Notes from forgotten places, sketches, and quiet corners of the country, including; behind-the-scenes of artwork being prepared for view, sneak peeks of the latest artwork before it is published, background notes to some of Eric’s work, and early unpublished sketches. Subscribe to the newsletter and you will get the update directly to your mailbox every couple of weeks.
Ironbridge (from Coalport Road)
Ironbridge (from Coalport Road), June 1937
It’s intriguing that Eric identified this viewpoint as “from Coalport Road,” when in fact it appears to be the junction of Waterloo Road and The Lloyds. Coalport Road itself lies some half a mile further east. Perhaps this was simply a matter of local shorthand – or a small lapse in memory.
What we may be seeing, then, is not an error so much as a casual approximation: a location remembered rather than carefully documented.
There is something fitting in that. Much of A Quiet England sits in this space between accuracy and atmosphere – where the exact spot can be debated, but the character of the place remains recognisable.
Even so, revisiting these viewpoints adds another layer to the work. It turns a quiet landscape into a small investigation, asking not just what we are looking at, but where – and how certain we can ever be.
Trees and Pylons
Trees & Pylons. 27th November 1940
The Electricity (Supply) Act of 1926 set in motion a new network of pylons that would soon stride across the English countryside, carrying with them the promise of a stable, shared electricity supply. For some, these structures jarred against the rural idyll; for others, they marked the arrival of long-awaited progress. Whatever the view, their presence reshaped both land and life. Eric recognised this quiet transformation, capturing it here in a familiar local scene where industry and landscape meet.

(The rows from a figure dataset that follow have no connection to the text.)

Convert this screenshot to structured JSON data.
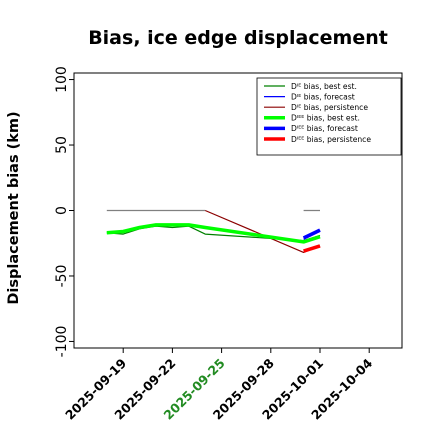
{
  "chart_data": {
    "type": "line",
    "title": "Bias, ice edge displacement",
    "ylabel": "Displacement bias (km)",
    "xlabel": "",
    "ylim": [
      -105,
      105
    ],
    "xlim": [
      "2025-09-16",
      "2025-10-06"
    ],
    "grid": false,
    "legend_position": "top-right",
    "yticks": [
      100,
      50,
      0,
      -50,
      -100
    ],
    "xticks": [
      {
        "date": "2025-09-19",
        "label": "2025-09-19",
        "color": "#000000"
      },
      {
        "date": "2025-09-22",
        "label": "2025-09-22",
        "color": "#000000"
      },
      {
        "date": "2025-09-25",
        "label": "2025-09-25",
        "color": "#228b22"
      },
      {
        "date": "2025-09-28",
        "label": "2025-09-28",
        "color": "#000000"
      },
      {
        "date": "2025-10-01",
        "label": "2025-10-01",
        "color": "#000000"
      },
      {
        "date": "2025-10-04",
        "label": "2025-10-04",
        "color": "#000000"
      }
    ],
    "series": [
      {
        "name": "Dᴵᴱ bias, best est.",
        "color": "#008000",
        "width": 1.2,
        "zorder": 2,
        "points": [
          [
            "2025-09-18",
            -17
          ],
          [
            "2025-09-19",
            -18
          ],
          [
            "2025-09-20",
            -14
          ],
          [
            "2025-09-21",
            -12
          ],
          [
            "2025-09-22",
            -13
          ],
          [
            "2025-09-23",
            -12
          ],
          [
            "2025-09-24",
            -18
          ],
          [
            "2025-09-30",
            -23
          ],
          [
            "2025-10-01",
            -19
          ]
        ]
      },
      {
        "name": "Dᴵᴱ bias, forecast",
        "color": "#0000ff",
        "width": 1.2,
        "zorder": 2,
        "points": [
          [
            "2025-09-30",
            -22
          ],
          [
            "2025-10-01",
            -16
          ]
        ]
      },
      {
        "name": "Dᴵᴱ bias, persistence",
        "color": "#8b0000",
        "width": 1.2,
        "zorder": 1,
        "points": [
          [
            "2025-09-24",
            0
          ],
          [
            "2025-09-30",
            -32
          ],
          [
            "2025-10-01",
            -27
          ]
        ]
      },
      {
        "name": "Dᴵᴱᴱ bias, best est.",
        "color": "#00ff00",
        "width": 3.5,
        "zorder": 3,
        "points": [
          [
            "2025-09-18",
            -17
          ],
          [
            "2025-09-19",
            -16
          ],
          [
            "2025-09-20",
            -13
          ],
          [
            "2025-09-21",
            -11
          ],
          [
            "2025-09-22",
            -11
          ],
          [
            "2025-09-23",
            -11
          ],
          [
            "2025-09-24",
            -13
          ],
          [
            "2025-09-30",
            -24
          ],
          [
            "2025-10-01",
            -20
          ]
        ]
      },
      {
        "name": "Dᴵᴱᴱ bias, forecast",
        "color": "#0000ff",
        "width": 3.5,
        "zorder": 4,
        "points": [
          [
            "2025-09-30",
            -21
          ],
          [
            "2025-10-01",
            -15
          ]
        ]
      },
      {
        "name": "Dᴵᴱᴱ bias, persistence",
        "color": "#ff0000",
        "width": 3.5,
        "zorder": 4,
        "points": [
          [
            "2025-09-30",
            -31
          ],
          [
            "2025-10-01",
            -27
          ]
        ]
      },
      {
        "name": "",
        "color": "#808080",
        "width": 1.2,
        "zorder": 0,
        "legend": false,
        "points": [
          [
            "2025-09-18",
            0
          ],
          [
            "2025-09-24",
            0
          ]
        ]
      },
      {
        "name": "",
        "color": "#808080",
        "width": 1.2,
        "zorder": 0,
        "legend": false,
        "points": [
          [
            "2025-09-30",
            0
          ],
          [
            "2025-10-01",
            0
          ]
        ]
      }
    ]
  }
}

This is a landscape of coexistence rather than conflict. The pylons are not hidden; they are fully present, striding across the land in a way that cannot be ignored. And yet, neither do they dominate entirely. The trees hold their ground, framing the view and drawing the eye back to the textures of the natural world.
Across Shropshire, such scenes became increasingly familiar during the early to mid-20th century, as electricity infrastructure expanded into rural areas. What might once have seemed intrusive gradually became part of the everyday landscape—absorbed into it, rather than replacing it.

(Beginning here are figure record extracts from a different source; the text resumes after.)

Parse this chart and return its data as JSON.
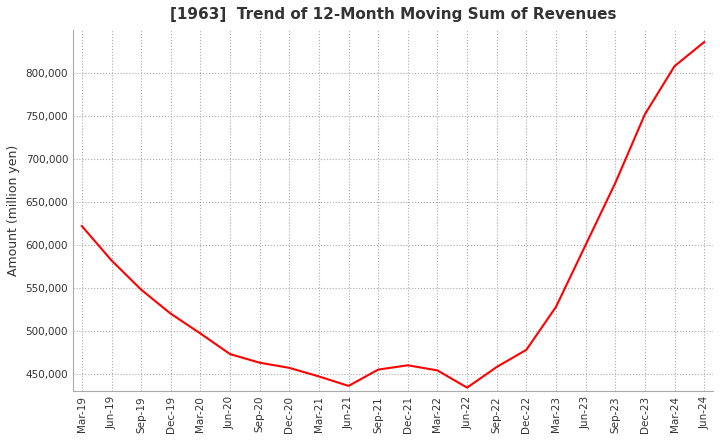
{
  "title": "[1963]  Trend of 12-Month Moving Sum of Revenues",
  "ylabel": "Amount (million yen)",
  "line_color": "#ff0000",
  "background_color": "#ffffff",
  "grid_color": "#aaaaaa",
  "ylim": [
    430000,
    850000
  ],
  "yticks": [
    450000,
    500000,
    550000,
    600000,
    650000,
    700000,
    750000,
    800000
  ],
  "x_labels": [
    "Mar-19",
    "Jun-19",
    "Sep-19",
    "Dec-19",
    "Mar-20",
    "Jun-20",
    "Sep-20",
    "Dec-20",
    "Mar-21",
    "Jun-21",
    "Sep-21",
    "Dec-21",
    "Mar-22",
    "Jun-22",
    "Sep-22",
    "Dec-22",
    "Mar-23",
    "Jun-23",
    "Sep-23",
    "Dec-23",
    "Mar-24",
    "Jun-24"
  ],
  "values": [
    622000,
    582000,
    548000,
    520000,
    497000,
    473000,
    463000,
    457000,
    447000,
    436000,
    455000,
    460000,
    454000,
    434000,
    458000,
    478000,
    528000,
    600000,
    672000,
    752000,
    808000,
    836000
  ]
}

There is a quiet balance here. The pylons speak of progress, connection, and modern necessity; the trees of continuity, season, and time measured more slowly. Together, they describe a countryside that is not frozen, but evolving.
The interest lies not in dramatic change, but in subtle adjustment—the way new elements settle into old landscapes, and how, over time, they begin to feel as though they have always been there.
Country cross-roads
Country Cross-Roads. 1st November 1939
There is nothing dramatic in the picture – no landmark, no obvious event – just a fleeting moment of everyday rural life. And yet, that is precisely what gives the scene its strength. The composition draws the eye gently inward, from the open track to the figures gathered in conversation, before drifting out again into the enclosing trees.
Worfield itself lies a few miles south of Bridgnorth, surrounded by farmland and winding lanes that still retain much of their historic character. It is easy to imagine a scene like this unfolding at any number of quiet junctions in the area, where directions were once exchanged face-to-face rather than followed on a map.
The inclusion of the two boys adds a subtle narrative layer. They are not central to the exchange, but they anchor the moment – observers of a routine interaction that, for them, may have carried a quiet curiosity or importance.
Like many works in A Quiet England, the exact location is less important than the atmosphere it preserves. This is not just Worfield as a place, but Worfield as an idea: a slower, more attentive England, where even a brief meeting at a crossroads becomes a shared human moment.
Dated 1st November 1939, this work coincides with the moment Neville Chamberlain announced that Britain was “at war with Germany,” marking the nation’s entry into what would become the global conflict of the Second World War.
At that time, Eric’s two sons were teenagers. Having himself lived through the First World War, he would have understood all too well what lay ahead – and the strong likelihood that they, too, would be called upon to serve.
One can’t help but wonder what weighed on his mind as he sat and drew this quiet view close to his home in Broseley. The familiar landscape before him stood in stark contrast to the uncertainty beyond it – his sons facing the prospect of being pulled from their small, known world into a distant and dangerous one. And, like so many families at that moment, there must have been a single, unspoken question: would they return?